Peggy Noonan is often an insightful commentator. Her last Wall Street Journal piece, I’ll Link to That, comments on several current events, but the one that struck me was her observation on the ongoing flap surrounding Larry Summers, the president of Harvard. It all started when Summers suggested that there might be sexual/genetic reasons why there were more men than women in the math and sciences. The uproar that followed has been both comical and alarming.
In the midst of this food fight among Ivy League professionals, Peggy Noonan makes an important point:
Tuesday he faced an angry faculty gathering where “his ears were pinned back,” as one reporter said. Summers now seems to be saying he made a mistake in airing the idea of gender-related differences in the interests and aptitudes of scholars. But here is what he may be forgetting, for people under pressure often lose track of their lack of culpability: Summers did nothing wrong. He thought aloud about an interesting question in a colorful and un-defended way. That’s what universities are for. [emphasis added]
I wholeheartedly agree.

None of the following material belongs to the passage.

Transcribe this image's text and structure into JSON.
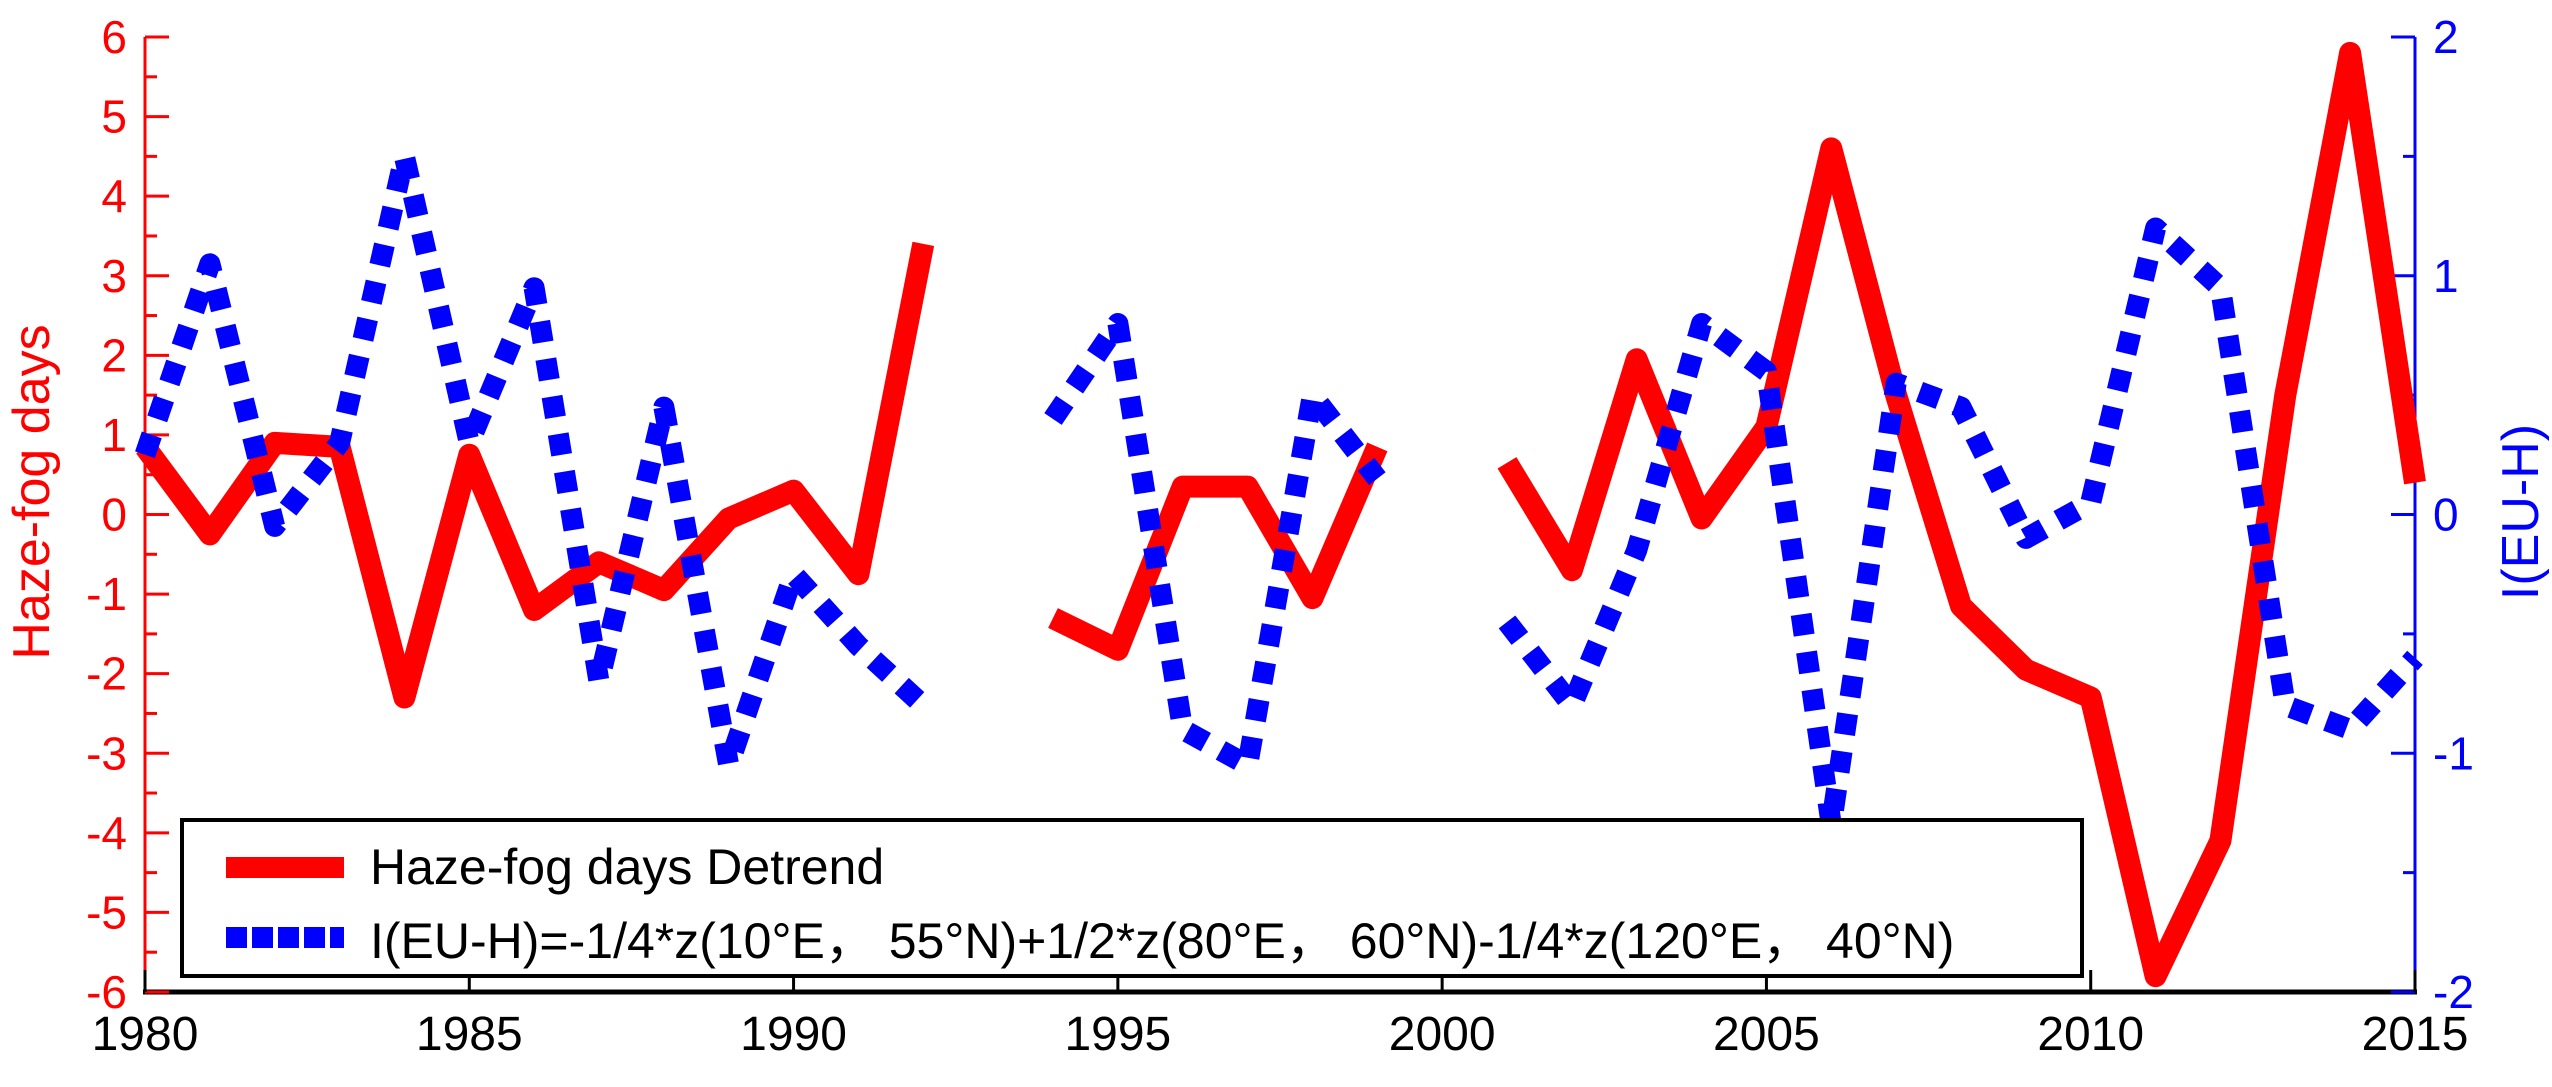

It is as if the bastions of political correctness want to have their cake and eat it too; differences count only where they want them to. However, it is right after this that Ms. Noonan comes to a surprising but interesting conclusion:
But what the Summers story most illustrates is that American universities now seem like Medieval cloisters. They’re like a cloister without the messy God part. Old monks of leftism walk their hallowed halls in hooded robes, chanting to themselves. Young nuns of leftist deconstructionism, pale as orchids, walk along wringing their hands, listening to their gloomy music. They become hysterical at the antichrist of a new idea, the intrusion of the reconsideration of settled matter. Get thee behind me, Summers.
These monks and nuns are the worst of both worlds, frightened and so ferocious, antique and so aggressive. Will they exorcise Summers from their midst?
I am not sure I would have tainted Medieval cloisters by such a comparison, but it is a humorous analogy all the same.
I especially like the chanting to themselves part. One of the current critiques of liberalism is that it has run out of ideas and spends its time regurgitating past slogans to itself, pretending relevance. That is considerably different than what the real monks did. Their chanting was to God, an offering they hoped joined the exuberant song of the unnumbered throng before the throne, singing hosannas to the Most High. Noonans leftist monks have no transcendent audience, only the hollow corridors of their own bankrupt ideas to echo plaintive cries for a revivification that will never happen. Marx is doubly dead; and his ersatz followers, no matter how hard they try, cannot turn him into a resurrected Jesus Christ.